Who does not want a relationship with someone who is loyal, committed, and devoted to them? While these appear to be great qualities in a partner, there is a difference between devotion and obsession. How can you really tell the difference between a partner who is in love with you or simply obsessed? There are a few things you should watch out for. Begin by asking yourself these questions.
Do you feel smothered?
When two people are in love, they can give each other space. When someone is completely consumed by the relationship in the early stages of it, this could point to obsession. Giving all your time to the relationship isn’t necessarily a red flag, but it is something to pay attention to. Obsessive passion can harm your relationship more than passion itself. When someone loves you, they want you to be the best version of yourself. This includes giving them space to breathe, be around other people, and simply have time alone. If you’re feeling smothered, it may because that person isn’t ok with you being without them.
How fast is the relationship moving?
Pay attention to the pace of the relationship. Someone obsessed with you will move at a really fast pace. Often, the obsessed person’s actions will be driven by anxiety that is caused by the obsession itself. Think about it. If someone has a fear of losing you, they may act erratically or in ways to be sure that you don’t leave them. One way they do this is by asking for commitment or exclusivity very early in the relationship. You probably won’t be aware it’s even happening until you’re deep into the relationship. You may think these are just normal feelings someone has when they are in love, but it’s actually obsession.
Do they watch your every move?
Nothing’s wrong with establishing trust in your relationship. Some of these things may include leaving a lock on your phone, even sharing password details. However, some things cross the line and can be viewed as obsessive. One of those things is constantly checking the phone to see who you are talking to. Not only is it obsessive, but it is also controlling. If the person you are with leaves their phone in a room with you when you’re not around, that is a big indicator that they trust you. They are ok with you being near their phone without you being sneaky. When that person discovers you are doing this, they will start feeling disrespected and violated. This sort of obsessive behavior can lead to insecurity and paranoia.
Do they always do things to try to get your approval?
Love is all about the give and take. There should always be an equal amount of reciprocity in the relationship. When a person is obsessed, they may do more giving than taking. That may come off like a symbol of love but be mindful of their motivations. Usually, obsessed people will do anything for you because they want your approval, not because of love.
Do they need to know where you are at all times?

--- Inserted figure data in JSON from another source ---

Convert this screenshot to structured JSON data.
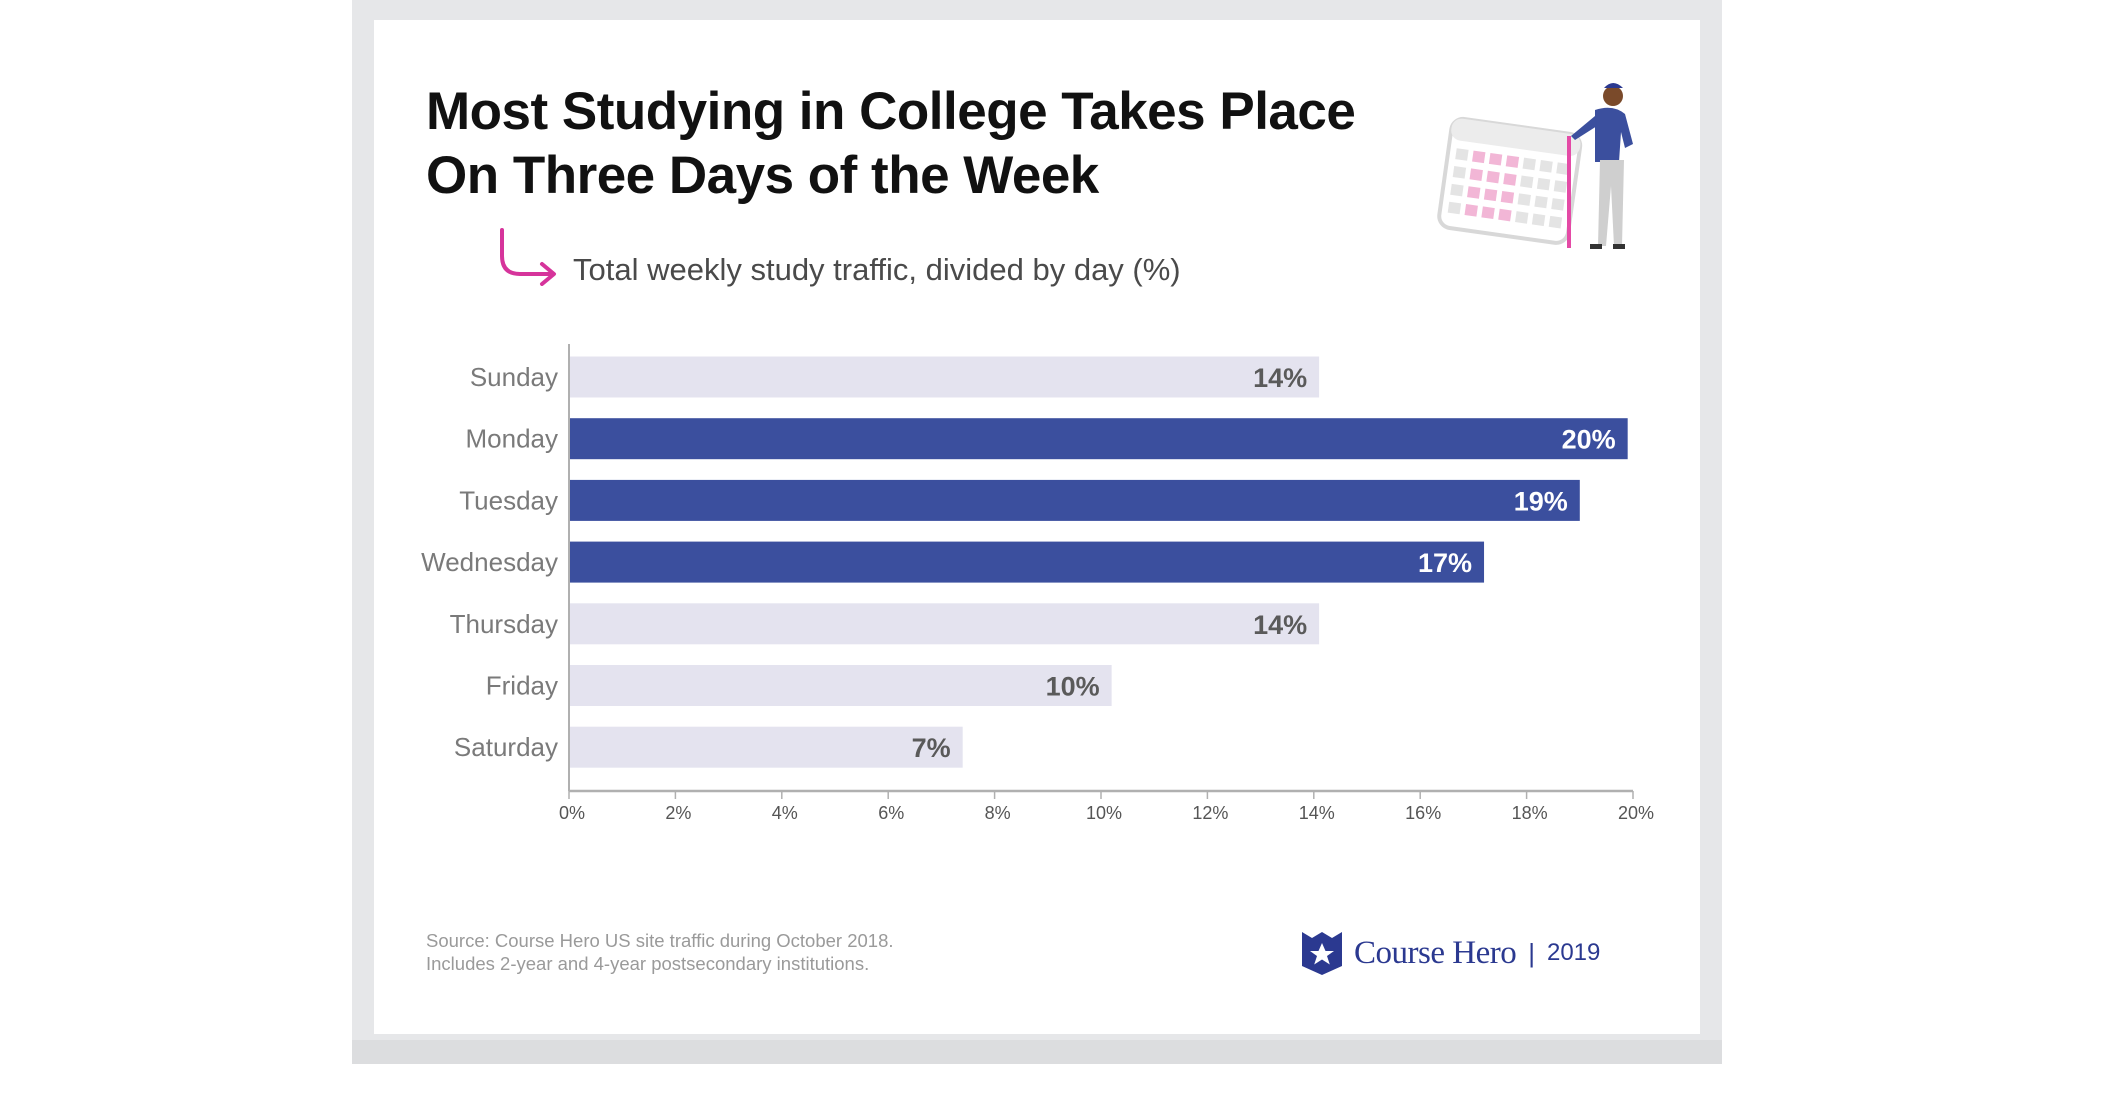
{
  "header": {
    "title_line1": "Most Studying in College Takes Place",
    "title_line2": "On Three Days of the Week",
    "subtitle": "Total weekly study traffic, divided by day (%)"
  },
  "chart_data": {
    "type": "bar",
    "orientation": "horizontal",
    "categories": [
      "Sunday",
      "Monday",
      "Tuesday",
      "Wednesday",
      "Thursday",
      "Friday",
      "Saturday"
    ],
    "values": [
      14.1,
      19.9,
      19.0,
      17.2,
      14.1,
      10.2,
      7.4
    ],
    "data_labels": [
      "14%",
      "20%",
      "19%",
      "17%",
      "14%",
      "10%",
      "7%"
    ],
    "highlighted": [
      false,
      true,
      true,
      true,
      false,
      false,
      false
    ],
    "xlim": [
      0,
      20
    ],
    "x_ticks": [
      "0%",
      "2%",
      "4%",
      "6%",
      "8%",
      "10%",
      "12%",
      "14%",
      "16%",
      "18%",
      "20%"
    ],
    "grid": false,
    "colors": {
      "highlight": "#3b4f9e",
      "normal": "#e4e3ef",
      "label_on_highlight": "#ffffff",
      "label_on_normal": "#5a5a5a",
      "axis": "#b0b0b0"
    }
  },
  "footer": {
    "source_line1": "Source: Course Hero US site traffic during October 2018.",
    "source_line2": "Includes 2-year and 4-year postsecondary institutions.",
    "brand": "Course Hero",
    "separator": "|",
    "year": "2019"
  },
  "colors": {
    "accent_arrow": "#d6349b",
    "brand": "#2b3990"
  }
}
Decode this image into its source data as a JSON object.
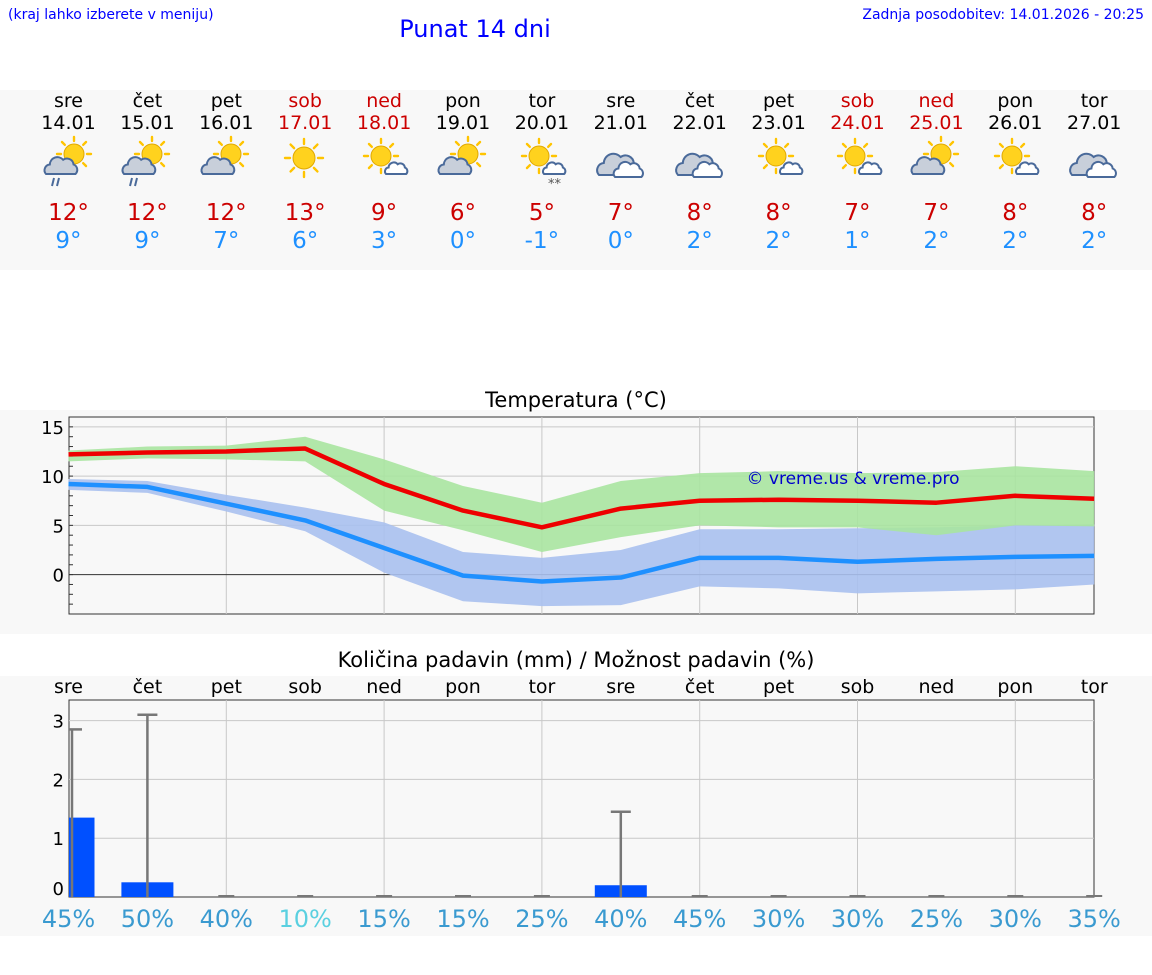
{
  "header": {
    "hint": "(kraj lahko izberete v meniju)",
    "title": "Punat 14 dni",
    "updated": "Zadnja posodobitev: 14.01.2026 - 20:25"
  },
  "days": [
    {
      "name": "sre",
      "date": "14.01",
      "weekend": false,
      "icon": "sun-cloud-rain-icon",
      "hi": "12°",
      "lo": "9°"
    },
    {
      "name": "čet",
      "date": "15.01",
      "weekend": false,
      "icon": "sun-cloud-rain-icon",
      "hi": "12°",
      "lo": "9°"
    },
    {
      "name": "pet",
      "date": "16.01",
      "weekend": false,
      "icon": "sun-cloud-icon",
      "hi": "12°",
      "lo": "7°"
    },
    {
      "name": "sob",
      "date": "17.01",
      "weekend": true,
      "icon": "sun-icon",
      "hi": "13°",
      "lo": "6°"
    },
    {
      "name": "ned",
      "date": "18.01",
      "weekend": true,
      "icon": "sun-small-cloud-icon",
      "hi": "9°",
      "lo": "3°"
    },
    {
      "name": "pon",
      "date": "19.01",
      "weekend": false,
      "icon": "sun-cloud-icon",
      "hi": "6°",
      "lo": "0°"
    },
    {
      "name": "tor",
      "date": "20.01",
      "weekend": false,
      "icon": "sun-cloud-snow-icon",
      "hi": "5°",
      "lo": "-1°"
    },
    {
      "name": "sre",
      "date": "21.01",
      "weekend": false,
      "icon": "cloud-icon",
      "hi": "7°",
      "lo": "0°"
    },
    {
      "name": "čet",
      "date": "22.01",
      "weekend": false,
      "icon": "cloud-icon",
      "hi": "8°",
      "lo": "2°"
    },
    {
      "name": "pet",
      "date": "23.01",
      "weekend": false,
      "icon": "sun-small-cloud-icon",
      "hi": "8°",
      "lo": "2°"
    },
    {
      "name": "sob",
      "date": "24.01",
      "weekend": true,
      "icon": "sun-small-cloud-icon",
      "hi": "7°",
      "lo": "1°"
    },
    {
      "name": "ned",
      "date": "25.01",
      "weekend": true,
      "icon": "sun-cloud-icon",
      "hi": "7°",
      "lo": "2°"
    },
    {
      "name": "pon",
      "date": "26.01",
      "weekend": false,
      "icon": "sun-small-cloud-icon",
      "hi": "8°",
      "lo": "2°"
    },
    {
      "name": "tor",
      "date": "27.01",
      "weekend": false,
      "icon": "cloud-icon",
      "hi": "8°",
      "lo": "2°"
    }
  ],
  "colors": {
    "high": "#ee0000",
    "low": "#1e90ff",
    "high_band": "#a8e4a0",
    "low_band": "#a8c0ee",
    "bar": "#0050ff",
    "weekend": "#cc0000",
    "pct": "#3a9ad0",
    "pct_low": "#5ad0e0"
  },
  "chart_data": [
    {
      "type": "line",
      "title": "Temperatura (°C)",
      "watermark": "© vreme.us & vreme.pro",
      "x": [
        0,
        1,
        2,
        3,
        4,
        5,
        6,
        7,
        8,
        9,
        10,
        11,
        12,
        13
      ],
      "ylim": [
        -4,
        16
      ],
      "yticks": [
        0,
        5,
        10,
        15
      ],
      "series": [
        {
          "name": "max",
          "values": [
            12.2,
            12.4,
            12.5,
            12.8,
            9.2,
            6.5,
            4.8,
            6.7,
            7.5,
            7.6,
            7.5,
            7.3,
            8.0,
            7.7
          ],
          "band_low": [
            11.5,
            11.8,
            11.7,
            11.5,
            6.5,
            4.5,
            2.3,
            3.8,
            5.0,
            4.8,
            4.8,
            4.0,
            5.0,
            4.9
          ],
          "band_high": [
            12.6,
            13.0,
            13.1,
            14.0,
            11.7,
            9.0,
            7.3,
            9.5,
            10.3,
            10.5,
            10.3,
            10.4,
            11.0,
            10.5
          ]
        },
        {
          "name": "min",
          "values": [
            9.2,
            8.9,
            7.2,
            5.5,
            2.7,
            -0.1,
            -0.7,
            -0.3,
            1.7,
            1.7,
            1.3,
            1.6,
            1.8,
            1.9
          ],
          "band_low": [
            8.6,
            8.3,
            6.4,
            4.4,
            0.2,
            -2.7,
            -3.2,
            -3.1,
            -1.2,
            -1.4,
            -1.9,
            -1.7,
            -1.5,
            -1.0
          ],
          "band_high": [
            9.7,
            9.5,
            8.1,
            6.8,
            5.3,
            2.3,
            1.7,
            2.5,
            4.6,
            4.6,
            4.7,
            4.8,
            5.0,
            5.1
          ]
        }
      ]
    },
    {
      "type": "bar",
      "title": "Količina padavin (mm) / Možnost padavin (%)",
      "categories": [
        "sre",
        "čet",
        "pet",
        "sob",
        "ned",
        "pon",
        "tor",
        "sre",
        "čet",
        "pet",
        "sob",
        "ned",
        "pon",
        "tor"
      ],
      "values": [
        1.35,
        0.25,
        0,
        0,
        0,
        0,
        0,
        0.2,
        0,
        0,
        0,
        0,
        0,
        0
      ],
      "error_high": [
        2.85,
        3.1,
        0,
        0,
        0,
        0,
        0,
        1.45,
        0,
        0,
        0,
        0,
        0,
        0
      ],
      "probability": [
        "45%",
        "50%",
        "40%",
        "10%",
        "15%",
        "15%",
        "25%",
        "40%",
        "45%",
        "30%",
        "30%",
        "25%",
        "30%",
        "35%"
      ],
      "ylim": [
        0,
        3.35
      ],
      "yticks": [
        0,
        1,
        2,
        3
      ]
    }
  ]
}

Nothing is wrong with having a partner who is concerned about you. It may even feel good to know that your partner cares enough to know where you’re going or what you’re doing. However, there is a fine line between someone who is caring and someone who is controlling. Someone who needs to know who you are with or what you are doing might be exhibiting controlling behavior. Love is caring about someone’s needs and being considerate. When your care begins to feel overbearing, it is likely obsession.
Do they say you’re always right?
Someone who is obsessed with you will tell you that you are always “right,” even when they don’t agree with the things you are saying. Someone who is obsessive will agree with all the things you say because they’re afraid that if they don’t, you will leave them. A person who loves you will be honest with you about their feelings, even when they have to tell you things you don’t want to hear. They don’t have to worry about losing you if they are honest with you.
Are they super jealous?
A person can’t be obsessed with you without being extremely jealous. Getting extremely jealous of the smallest bit of affection others show can be a sign of obsession. Jealousy can be a big problem if there is an obsession in the relationship. A little jealousy here and there is normal; however, it can become a serious issue for those who are obsessed.
Another thing to watch out for is a person who is constantly accusing you of cheating. People in relationships with those who are obsessed are often accused of cheating, even when there isn’t the smallest shred of proof. It will be annoying at first, and after hearing these accusations, again and again, it can turn into a relationship killer.
Have they threatened you?
Another sign of an obsessed partner is feeling threatened by them. If the person you are with threatens you in any way, it is an obsession and not love. You should never takes threats lightly. When we don’t take threats seriously, they can lead to very harmful situations. Some people think threats are symbols of just how much a person loves them, but this is not loving. It’s toxic, dangerous, and can lead you to a place of no return.
There is a big difference between someone who is obsessed with you and someone who loves you. Love is driven by care and confidence. Obsession can be driven by insecurity and mental health issues. If the person your with can’t go even a few hours of the day without blowing up your phone to find out who you’re with, what you’re doing, and when you’re coming home, it may just be an obsession.